You Made A Mistake? Way To Go!
You Made A Mistake? Way To Go! Mistakes have gotten a really bad
rap. Whether you call it an error, a blunder, a screw-up, a faux
pas, a gaffe or a boo-boo, no one wants to be guilty of
committing one. The fear of not performing "up to snuff" leads
many people to procrastinate or even worse, never to act at all.
For many, this has become a major debilitating problem. Besides
the obvious lack of productivity and the numerous aborted
projects, this pathological postponement of duties leads to: -a
guilty conscience -inability to enjoy our free time -harsh
internal criticism -severe mental conflict -rationalization
(that even we ourselves don't believe) -lowered self-esteem Our
list is hardly complete but it's already hideous enough. SO WHAT
IS THE BIG DEAL ALREADY? Why does making a mistake seem like
such a life and death situation for so many of us? I believe it
has to do with the fact that for many of us, doing things right,
learning quickly, being a smart kid, was likely one of the major
sources of appreciation or approval we ever got. It may have
been the ONLY time we got noticed. In fact, for those of us who
were quick studies, the few times that we were not able to catch
on with lightning speed caused us great discomfort, as if we
were about to be robbed of our only source of approval, our one
and only avenue of acceptance. As children, although we may have
been praised when we did something right, we were probably
ignored, admonished or even ridiculed when we weren't able to
perform so flawlessly. As young children, this type of reaction
provided us a mirror or reflection of who we were based solely
on our performance. It defined our value. As adults, although we
might realize intellectually that making a mistake is not a big
deal, that it is a simply part of a learning process, we still
have a tendency to respond from a deep emotional level that is
no longer relevant. WOULD EVERYONE WHO IS NOT HERE PLEASE LEAVE?

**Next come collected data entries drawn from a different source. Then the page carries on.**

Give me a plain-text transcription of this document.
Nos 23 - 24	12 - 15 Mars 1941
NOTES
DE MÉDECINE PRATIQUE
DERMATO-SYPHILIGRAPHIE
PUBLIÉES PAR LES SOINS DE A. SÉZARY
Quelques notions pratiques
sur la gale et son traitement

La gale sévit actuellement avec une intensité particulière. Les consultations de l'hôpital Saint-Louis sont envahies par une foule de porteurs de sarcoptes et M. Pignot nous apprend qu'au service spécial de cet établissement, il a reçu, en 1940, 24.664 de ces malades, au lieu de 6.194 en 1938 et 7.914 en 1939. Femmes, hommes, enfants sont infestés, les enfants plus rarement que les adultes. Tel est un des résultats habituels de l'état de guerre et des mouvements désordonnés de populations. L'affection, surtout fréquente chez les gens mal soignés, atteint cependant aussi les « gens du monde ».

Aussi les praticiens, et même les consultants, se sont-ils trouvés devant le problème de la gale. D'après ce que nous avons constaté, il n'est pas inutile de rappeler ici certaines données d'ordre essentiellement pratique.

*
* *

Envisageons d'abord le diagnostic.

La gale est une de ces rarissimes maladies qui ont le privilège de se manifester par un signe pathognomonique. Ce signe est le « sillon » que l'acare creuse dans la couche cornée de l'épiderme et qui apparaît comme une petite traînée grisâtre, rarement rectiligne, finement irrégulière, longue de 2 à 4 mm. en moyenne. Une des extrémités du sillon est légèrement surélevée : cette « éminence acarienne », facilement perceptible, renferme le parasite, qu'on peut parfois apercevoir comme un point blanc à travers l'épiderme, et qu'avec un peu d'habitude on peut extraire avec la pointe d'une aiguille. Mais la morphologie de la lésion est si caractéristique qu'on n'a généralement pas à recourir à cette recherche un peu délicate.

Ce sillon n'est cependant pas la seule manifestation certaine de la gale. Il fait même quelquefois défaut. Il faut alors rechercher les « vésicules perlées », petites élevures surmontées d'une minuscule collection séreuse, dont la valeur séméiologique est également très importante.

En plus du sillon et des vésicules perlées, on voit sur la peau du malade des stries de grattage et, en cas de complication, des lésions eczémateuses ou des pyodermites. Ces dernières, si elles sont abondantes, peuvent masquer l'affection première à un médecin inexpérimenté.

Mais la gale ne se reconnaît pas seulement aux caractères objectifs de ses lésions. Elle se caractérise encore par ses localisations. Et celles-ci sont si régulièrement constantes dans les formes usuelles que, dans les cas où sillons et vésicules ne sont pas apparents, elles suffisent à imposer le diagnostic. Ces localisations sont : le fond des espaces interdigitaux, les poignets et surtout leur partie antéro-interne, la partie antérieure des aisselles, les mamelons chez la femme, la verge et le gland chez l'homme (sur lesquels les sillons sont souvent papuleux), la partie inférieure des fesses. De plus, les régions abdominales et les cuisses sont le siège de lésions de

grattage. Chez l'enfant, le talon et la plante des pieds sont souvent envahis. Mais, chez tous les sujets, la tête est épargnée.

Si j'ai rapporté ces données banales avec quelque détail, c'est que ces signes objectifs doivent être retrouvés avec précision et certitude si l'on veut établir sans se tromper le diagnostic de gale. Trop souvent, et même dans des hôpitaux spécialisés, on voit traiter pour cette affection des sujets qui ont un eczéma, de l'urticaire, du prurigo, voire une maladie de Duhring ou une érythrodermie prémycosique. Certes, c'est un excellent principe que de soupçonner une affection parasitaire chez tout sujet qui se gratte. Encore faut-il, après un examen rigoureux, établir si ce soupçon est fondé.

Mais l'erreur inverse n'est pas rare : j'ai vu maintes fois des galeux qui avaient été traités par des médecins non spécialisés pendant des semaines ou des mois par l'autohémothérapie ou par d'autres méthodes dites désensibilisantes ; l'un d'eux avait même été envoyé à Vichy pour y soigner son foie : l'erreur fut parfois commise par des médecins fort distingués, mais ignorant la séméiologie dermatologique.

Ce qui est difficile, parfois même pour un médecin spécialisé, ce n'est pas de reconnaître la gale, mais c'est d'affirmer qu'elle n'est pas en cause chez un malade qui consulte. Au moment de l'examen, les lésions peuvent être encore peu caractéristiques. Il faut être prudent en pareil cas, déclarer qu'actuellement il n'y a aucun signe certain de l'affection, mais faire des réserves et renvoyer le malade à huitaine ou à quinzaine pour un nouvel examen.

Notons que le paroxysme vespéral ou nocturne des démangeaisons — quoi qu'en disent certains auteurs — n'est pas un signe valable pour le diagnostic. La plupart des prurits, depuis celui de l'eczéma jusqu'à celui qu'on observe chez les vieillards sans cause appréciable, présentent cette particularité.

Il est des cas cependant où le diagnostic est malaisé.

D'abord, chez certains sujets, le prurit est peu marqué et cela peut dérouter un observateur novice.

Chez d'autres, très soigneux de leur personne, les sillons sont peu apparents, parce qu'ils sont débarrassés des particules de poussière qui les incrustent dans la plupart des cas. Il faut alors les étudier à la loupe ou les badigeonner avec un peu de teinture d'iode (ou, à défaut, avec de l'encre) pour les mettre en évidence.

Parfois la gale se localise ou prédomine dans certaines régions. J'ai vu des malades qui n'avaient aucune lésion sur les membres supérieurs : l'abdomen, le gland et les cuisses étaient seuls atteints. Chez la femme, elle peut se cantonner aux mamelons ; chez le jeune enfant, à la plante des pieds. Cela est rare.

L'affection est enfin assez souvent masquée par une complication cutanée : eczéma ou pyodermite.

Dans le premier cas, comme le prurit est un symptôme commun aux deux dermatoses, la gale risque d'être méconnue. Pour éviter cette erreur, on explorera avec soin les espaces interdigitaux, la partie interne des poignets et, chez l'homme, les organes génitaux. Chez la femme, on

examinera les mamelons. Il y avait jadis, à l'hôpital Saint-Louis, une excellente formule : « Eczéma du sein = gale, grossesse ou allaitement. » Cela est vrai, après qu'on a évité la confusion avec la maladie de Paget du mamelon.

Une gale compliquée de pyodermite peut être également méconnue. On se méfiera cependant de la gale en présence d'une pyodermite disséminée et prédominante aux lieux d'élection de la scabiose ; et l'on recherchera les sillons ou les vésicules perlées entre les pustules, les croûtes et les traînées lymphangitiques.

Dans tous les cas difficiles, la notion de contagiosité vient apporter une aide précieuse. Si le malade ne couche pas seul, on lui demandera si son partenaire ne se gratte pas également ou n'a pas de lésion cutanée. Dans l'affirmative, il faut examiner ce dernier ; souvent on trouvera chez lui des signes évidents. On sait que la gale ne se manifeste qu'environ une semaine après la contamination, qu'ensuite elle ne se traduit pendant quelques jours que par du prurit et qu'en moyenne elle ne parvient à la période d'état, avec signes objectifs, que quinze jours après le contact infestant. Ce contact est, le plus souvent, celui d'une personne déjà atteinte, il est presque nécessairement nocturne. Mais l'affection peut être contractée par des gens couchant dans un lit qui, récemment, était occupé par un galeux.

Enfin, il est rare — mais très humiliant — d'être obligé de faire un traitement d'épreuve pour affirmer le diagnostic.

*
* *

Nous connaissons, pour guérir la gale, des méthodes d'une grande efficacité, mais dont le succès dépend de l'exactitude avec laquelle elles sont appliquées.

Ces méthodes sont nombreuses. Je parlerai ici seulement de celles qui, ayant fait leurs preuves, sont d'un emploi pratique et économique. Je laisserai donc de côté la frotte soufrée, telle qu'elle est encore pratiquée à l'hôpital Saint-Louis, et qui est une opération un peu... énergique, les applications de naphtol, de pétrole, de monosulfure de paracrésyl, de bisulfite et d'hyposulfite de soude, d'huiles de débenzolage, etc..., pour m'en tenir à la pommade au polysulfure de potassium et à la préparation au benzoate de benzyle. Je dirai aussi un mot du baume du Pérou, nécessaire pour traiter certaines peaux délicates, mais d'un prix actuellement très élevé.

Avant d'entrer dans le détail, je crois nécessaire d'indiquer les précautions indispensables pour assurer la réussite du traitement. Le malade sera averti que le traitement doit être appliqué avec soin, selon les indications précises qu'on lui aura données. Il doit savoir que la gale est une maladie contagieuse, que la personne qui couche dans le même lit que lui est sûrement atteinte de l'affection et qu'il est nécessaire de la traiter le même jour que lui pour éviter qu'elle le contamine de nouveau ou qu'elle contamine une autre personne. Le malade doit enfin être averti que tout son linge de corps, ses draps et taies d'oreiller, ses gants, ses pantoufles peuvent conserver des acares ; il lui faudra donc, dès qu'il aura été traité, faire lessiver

We need to tell these invisible critics to shut up, please leave
the room, take a flying leap, or whatever else occurs to us at
the moment. We've allowed them to hang around for far too long.
Personally, I prefer the more courteous approach, but since no
one is REALLY around to get their feelings hurt, you may wish to
just tell these ghosts to get the hell out! The crucial point is
that you make your intention to banish these disembodied voices
crystal clear to yourself. In actuality, you're the only one you
have to reckon with here. ALLOW ME TO ILLUSTRATE... Several
years ago, I bought myself a piano. This was a glorious treat
for me. I was living in my own place, no family, no roomies, no
boyfriends, nobody but me and my beloved piano. (And a couple of
pussy cats but they didn't care how I played as long as I kept
the food coming!) Now I could play to my heart's content without
any unwanted listeners lurking about. However, every time I sat
down at the keyboard, the room "filled up" with this invisible
audience, ghostly faces ready to wince at any sour note or
fumbled chord. I was playing for my ego, trying to win the
approval of these phantom ears floating about my music room. And
of course, the true music got lost in the deal. Is this anything
like what happens to you when you try something new? Are there
invisible critics watching over your shoulder, interfering with
your concentration? It doesn't seem to matter what type of new
activity we wish to undertake. It could be something as simple
as learning a new software program or something as ambitious as
tackling a bold new approach to earning a fabulous living. Is it
possible that the actual goal has gotten lost in the melee of
ego and the fear of not getting it right the first time? Does
the idea of not having a completed blueprint of your journey
prevent you from taking the first step? BRAVO FOR BLUNDERS
Here's a technique, seemingly simple and silly, but very
effective just the same in combatting this tendency to stay
stuck in our well-worn rut. When you become aware of any mistake
or misstep you have made, respond to it in this radically
different way. PRAISE yourself for discovering something that
did not work. That's right, be glad! Acknowledge that you are
now one step closer to finding the solution you are after.
Yessss! Now for the really important part. Be certain to
acknowledge to yourself, preferably out loud, that by making the
mistake at hand you did NOT suddenly become stupid, puny or
otherwise diminished. Make note of the fact that you are every
bit as solid a person as you were before the mistake, and that
you are now a tad wiser besides. That's it. But do it. The only
way you'll ever learn to feel differently about yourself is to
start feeling differently about yourself. You and only you
control what you think. Think well of yourself.